Left tackle Eric Fisher, who tore an Achilles tendon in the AFC championship game, was on the sideline with his left leg on a scooter.

“He’s a part of the team,” Andy Reid said. “We got a lot of the guys that are a part of it and we ask them to come out. Fish is a big part of it. I mean, he’s a reliable guy and he’s been here a long time.”

The Bucs concluded their on-field preparations with a 35-minute practice in their indoor facility. Every workout during the week followed the schedule of a regular-season game.

“Whatever meetings we might have are in here, so it just flows easily″ coach Bruce Arians said.

The Bucs conducted a “simulated game,” during a walk-through practice in shorts and T-shirts and no helmets. Every player participated, including receiver Antonio Brown (knee) and tight end Cameron Brate (back), who are both listed as questionable.

“I’ll talk tonight,″ Arians said. “It’s not very long. We watch a video that we have a lot of fun with from our last game when we win, then the offense, defense and special teams will meet in the morning.″

Arians hasn’t planned any special messages.

“No, like I told them, if you need a speech to get fired up to play football, you’re in the wrong game,″ Arians said. “I have to laugh when people bring in speakers and stuff. I don’t know the message they’re going to bring. There’s only one voice in this one.″



Tampa Bay’s Ryan Jensen has spent all season building a solid rapport with Tom Brady, making for a smooth center/quarterback relationship.

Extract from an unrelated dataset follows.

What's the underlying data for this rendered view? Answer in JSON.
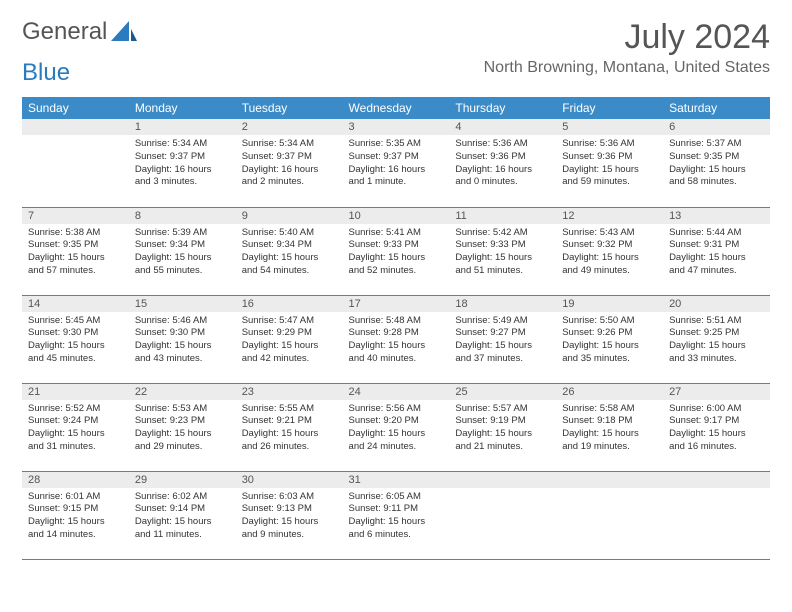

Jensen’s confidence as an eight-year NFL veteran has come in handy, and it’s no surprise he thinks highly of his performance this season.

He was asked earlier in the week leading up to the Super Bowl who he thought the top three centers in the league are, and acknowledged it was “a hard question” to answer.

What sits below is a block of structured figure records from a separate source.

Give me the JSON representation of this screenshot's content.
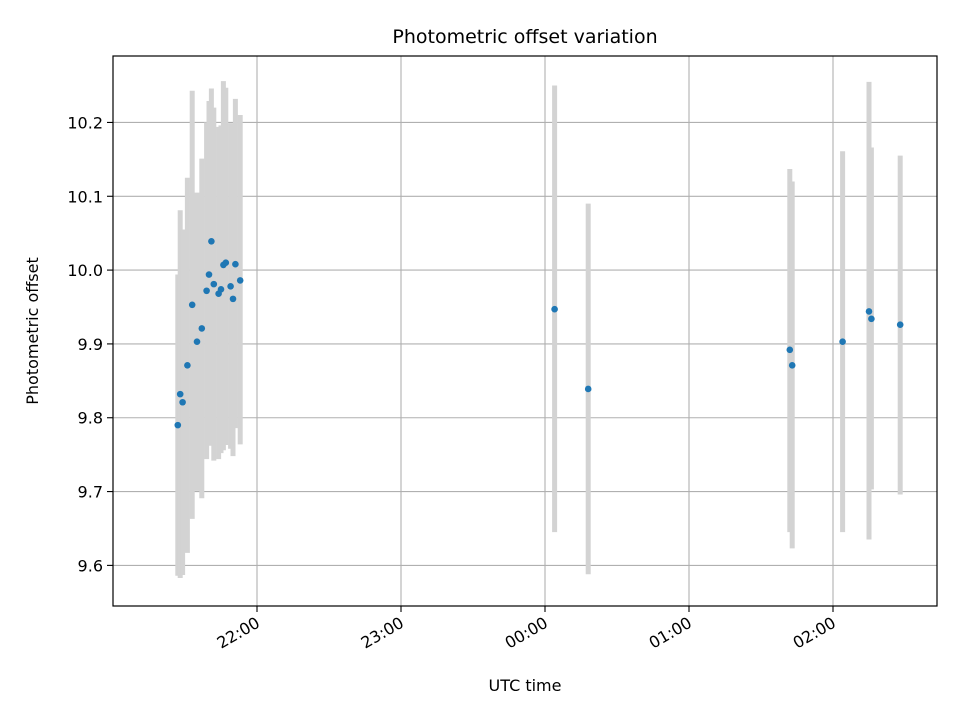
{
  "chart_data": {
    "type": "scatter",
    "title": "Photometric offset variation",
    "xlabel": "UTC time",
    "ylabel": "Photometric offset",
    "x_unit": "UTC time (HH:MM)",
    "x_ticks": [
      "22:00",
      "23:00",
      "00:00",
      "01:00",
      "02:00"
    ],
    "y_ticks": [
      "9.6",
      "9.7",
      "9.8",
      "9.9",
      "10.0",
      "10.1",
      "10.2"
    ],
    "ylim": [
      9.545,
      10.29
    ],
    "xlim": [
      "21:15",
      "03:00"
    ],
    "grid": true,
    "series": [
      {
        "marker_color": "#1f77b4",
        "errorbar_color": "#d3d3d3",
        "points": [
          {
            "x": "21:27",
            "y": 9.79,
            "lo": 9.586,
            "hi": 9.994
          },
          {
            "x": "21:28",
            "y": 9.832,
            "lo": 9.583,
            "hi": 10.081
          },
          {
            "x": "21:29",
            "y": 9.821,
            "lo": 9.587,
            "hi": 10.055
          },
          {
            "x": "21:31",
            "y": 9.871,
            "lo": 9.617,
            "hi": 10.125
          },
          {
            "x": "21:33",
            "y": 9.953,
            "lo": 9.663,
            "hi": 10.243
          },
          {
            "x": "21:35",
            "y": 9.903,
            "lo": 9.701,
            "hi": 10.105
          },
          {
            "x": "21:37",
            "y": 9.921,
            "lo": 9.691,
            "hi": 10.151
          },
          {
            "x": "21:39",
            "y": 9.972,
            "lo": 9.744,
            "hi": 10.2
          },
          {
            "x": "21:40",
            "y": 9.994,
            "lo": 9.762,
            "hi": 10.229
          },
          {
            "x": "21:41",
            "y": 10.039,
            "lo": 9.833,
            "hi": 10.246
          },
          {
            "x": "21:42",
            "y": 9.981,
            "lo": 9.742,
            "hi": 10.22
          },
          {
            "x": "21:44",
            "y": 9.968,
            "lo": 9.744,
            "hi": 10.194
          },
          {
            "x": "21:45",
            "y": 9.974,
            "lo": 9.752,
            "hi": 10.196
          },
          {
            "x": "21:46",
            "y": 10.007,
            "lo": 9.756,
            "hi": 10.256
          },
          {
            "x": "21:47",
            "y": 10.01,
            "lo": 9.763,
            "hi": 10.247
          },
          {
            "x": "21:49",
            "y": 9.978,
            "lo": 9.758,
            "hi": 10.199
          },
          {
            "x": "21:50",
            "y": 9.961,
            "lo": 9.748,
            "hi": 10.178
          },
          {
            "x": "21:51",
            "y": 10.008,
            "lo": 9.786,
            "hi": 10.232
          },
          {
            "x": "21:53",
            "y": 9.986,
            "lo": 9.764,
            "hi": 10.21
          },
          {
            "x": "00:04",
            "y": 9.947,
            "lo": 9.645,
            "hi": 10.25
          },
          {
            "x": "00:18",
            "y": 9.839,
            "lo": 9.588,
            "hi": 10.09
          },
          {
            "x": "01:42",
            "y": 9.892,
            "lo": 9.645,
            "hi": 10.137
          },
          {
            "x": "01:43",
            "y": 9.871,
            "lo": 9.623,
            "hi": 10.12
          },
          {
            "x": "02:04",
            "y": 9.903,
            "lo": 9.645,
            "hi": 10.161
          },
          {
            "x": "02:15",
            "y": 9.944,
            "lo": 9.635,
            "hi": 10.255
          },
          {
            "x": "02:16",
            "y": 9.934,
            "lo": 9.703,
            "hi": 10.166
          },
          {
            "x": "02:28",
            "y": 9.926,
            "lo": 9.696,
            "hi": 10.155
          }
        ]
      }
    ]
  }
}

“In my opinion, Corey Linsley from Green Bay had a phenomenal year,” Jensen said. “He played lights out. It’s pretty obvious with being first-team All-Pro.”

OK, next?

“Frank Ragnow from Detroit,” Jensen said. “I know he had a really good year also.”

And No. 3?

“You know, obviously, I want to put me in the top three,” Jensen said. “I feel like I had a pretty good year and I felt like I’ve stacked a couple of good years. So, I think that’s going to be my top three right around there.”

For the record, Linsley was selected as the center on The Associated Press All-Pro Team, as Jensen mentioned. Making the second team were Ragnow and Indianapolis’ Ryan Kelly.

Jensen, however, didn’t receive a vote from the national panel of 50 media members who regularly cover the league.



Alabama quarterback Mac Jones went through the Crimson’s Tide’s national championship season without losing.

On Friday night, Jones wasn’t so successful.

At the American Cornhole League Super Hole event, ACL professional Matt Guy and former quarterback Doug Flutie took down ACL pro Devon Harbough and Jones.

“Loved being a part of this. I came into this hoping to follow up on what Sam Darnold did last year” Jones said, referring to last year’s champion in the inaugural Super Hole. “I will be back. Hopefully not against Matt Guy, that guy is unstoppable.”

Flutie, the 1984 Heisman Trophy winner for Boston College, was fortunate to team with Guy.

“All my practice this week was well worth it” said Flutie, who practiced with Guy since Monday, bringing his own Cornhole boards. Flutie and even sent Guy a text Monday night letting him know he had just hit 10 straight shots. “This was by far the best event I have taken part in. Cornhole is just flat-out addicting.”


AP Pro Football Writers Dennis Waszak Jr. and Barry Wilner and National Writer Eddie Pells contributed.